Comme pour beaucoup d’artistes, un certain Cézanne fit grande impression chez le jeune Mondrian. En 1911, le Stedelijk Museum d’Amsterdam organise la première exposition du Cercle d’art moderne, c’est là que Mondrian découvre la peinture de Cézanne et le cubisme de Braque et de Picasso. C’est cette découverte qui va faire basculer sa peinture vers l’abstraction. Mondrian s’installe à Paris et commence sa quête d’universalité. Il abandonne la représentation et neutralise le rapport figure/fond. Il embrasse ainsi le néoplasticisme.

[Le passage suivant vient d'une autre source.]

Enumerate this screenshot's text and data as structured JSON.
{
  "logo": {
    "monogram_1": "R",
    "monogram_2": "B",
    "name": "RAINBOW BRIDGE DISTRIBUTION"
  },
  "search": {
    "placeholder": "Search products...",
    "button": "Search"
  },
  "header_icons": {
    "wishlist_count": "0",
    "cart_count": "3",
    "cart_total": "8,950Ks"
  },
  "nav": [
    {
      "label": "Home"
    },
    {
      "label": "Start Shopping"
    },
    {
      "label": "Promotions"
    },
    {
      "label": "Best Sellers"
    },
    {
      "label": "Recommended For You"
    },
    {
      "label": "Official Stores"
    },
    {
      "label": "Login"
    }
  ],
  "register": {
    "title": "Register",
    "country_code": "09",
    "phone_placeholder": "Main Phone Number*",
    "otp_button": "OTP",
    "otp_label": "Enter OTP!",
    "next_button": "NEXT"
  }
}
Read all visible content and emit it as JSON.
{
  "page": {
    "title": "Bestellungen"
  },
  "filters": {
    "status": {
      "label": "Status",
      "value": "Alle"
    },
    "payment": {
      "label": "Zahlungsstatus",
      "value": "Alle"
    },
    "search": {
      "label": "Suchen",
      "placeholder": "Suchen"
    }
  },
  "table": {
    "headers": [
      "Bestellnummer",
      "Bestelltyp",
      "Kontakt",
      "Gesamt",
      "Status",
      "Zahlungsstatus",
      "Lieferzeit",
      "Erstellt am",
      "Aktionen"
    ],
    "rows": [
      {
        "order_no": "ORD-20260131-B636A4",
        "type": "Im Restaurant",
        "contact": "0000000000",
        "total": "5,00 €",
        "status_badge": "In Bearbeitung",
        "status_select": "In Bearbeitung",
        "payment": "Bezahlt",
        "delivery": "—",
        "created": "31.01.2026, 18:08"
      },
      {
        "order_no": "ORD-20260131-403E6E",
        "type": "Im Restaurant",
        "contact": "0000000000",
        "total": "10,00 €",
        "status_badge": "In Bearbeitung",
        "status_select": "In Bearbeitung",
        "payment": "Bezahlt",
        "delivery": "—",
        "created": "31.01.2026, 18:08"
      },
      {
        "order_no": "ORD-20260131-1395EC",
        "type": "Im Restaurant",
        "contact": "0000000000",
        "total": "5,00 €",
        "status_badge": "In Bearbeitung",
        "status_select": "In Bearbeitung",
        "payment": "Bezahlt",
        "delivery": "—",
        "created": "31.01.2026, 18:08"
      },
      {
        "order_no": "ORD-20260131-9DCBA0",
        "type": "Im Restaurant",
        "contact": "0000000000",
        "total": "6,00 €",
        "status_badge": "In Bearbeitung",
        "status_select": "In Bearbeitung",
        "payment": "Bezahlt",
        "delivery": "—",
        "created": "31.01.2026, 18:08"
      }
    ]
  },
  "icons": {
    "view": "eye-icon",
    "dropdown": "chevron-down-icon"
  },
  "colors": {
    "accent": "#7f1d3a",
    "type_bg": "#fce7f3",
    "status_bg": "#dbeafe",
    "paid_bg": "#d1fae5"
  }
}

Le néoplasticisme c’est l’absence totale de figure, de sujet, de thème, c’est la part belle au rythme, aux lignes, aux angles droits et aux couleurs réduits a minima, le cyan, le magenta et le jaune. Mondrian déconstruit aussi le tableau, il le fait pivoter à 45° degrés et le pose sur la pointe.
 
Et pourtant, devant une toile de Mondrian l’expérience sensible originelle de la peinture reste intacte. Une toile de Mondrian n’est ni bavarde ni tape-à-l’oeil, elle flirte avec l’essentiel. Elle propose une nouvelle perception sensorielle et ordination du monde. Et même si la tâche est ambitieuse, elle réussit. On constate que l’orthogonalité reste la forme simple et minimale permettant la meilleure réciprocité entre la couleur, le rythme et la forme. C’est simple. C’est essentiel.
 
Dès 1917, la revue De Stijl se donne pour but de synthétiser ces théories. Theo Van Doesburg son directeur s’y emploie et propose de rendre compte de cette nouvelle vision. Le monde est signe, symbole, géométrie et il est aussi la projection d’une vision intérieure. Les peintres projettent leur vision intérieure du monde. Les architectes la construisent. Naturellement, l’architecture privée et l’espace public sont explorés. Une nouvelle ordination du monde demande de nouvelles façons de l’habiter. Et c’est là aussi la force du mouvement qui devient fondateur pour la modernité, sa vision universelle s’accompagne d’une vision communautaire. Socialistes, les architectes de De Stijl vont être à l’origine de l’architecture moderne, des mégastructures et de l’urbanisme.
 
Ce que l’on expérimente, c’est l’autonomie.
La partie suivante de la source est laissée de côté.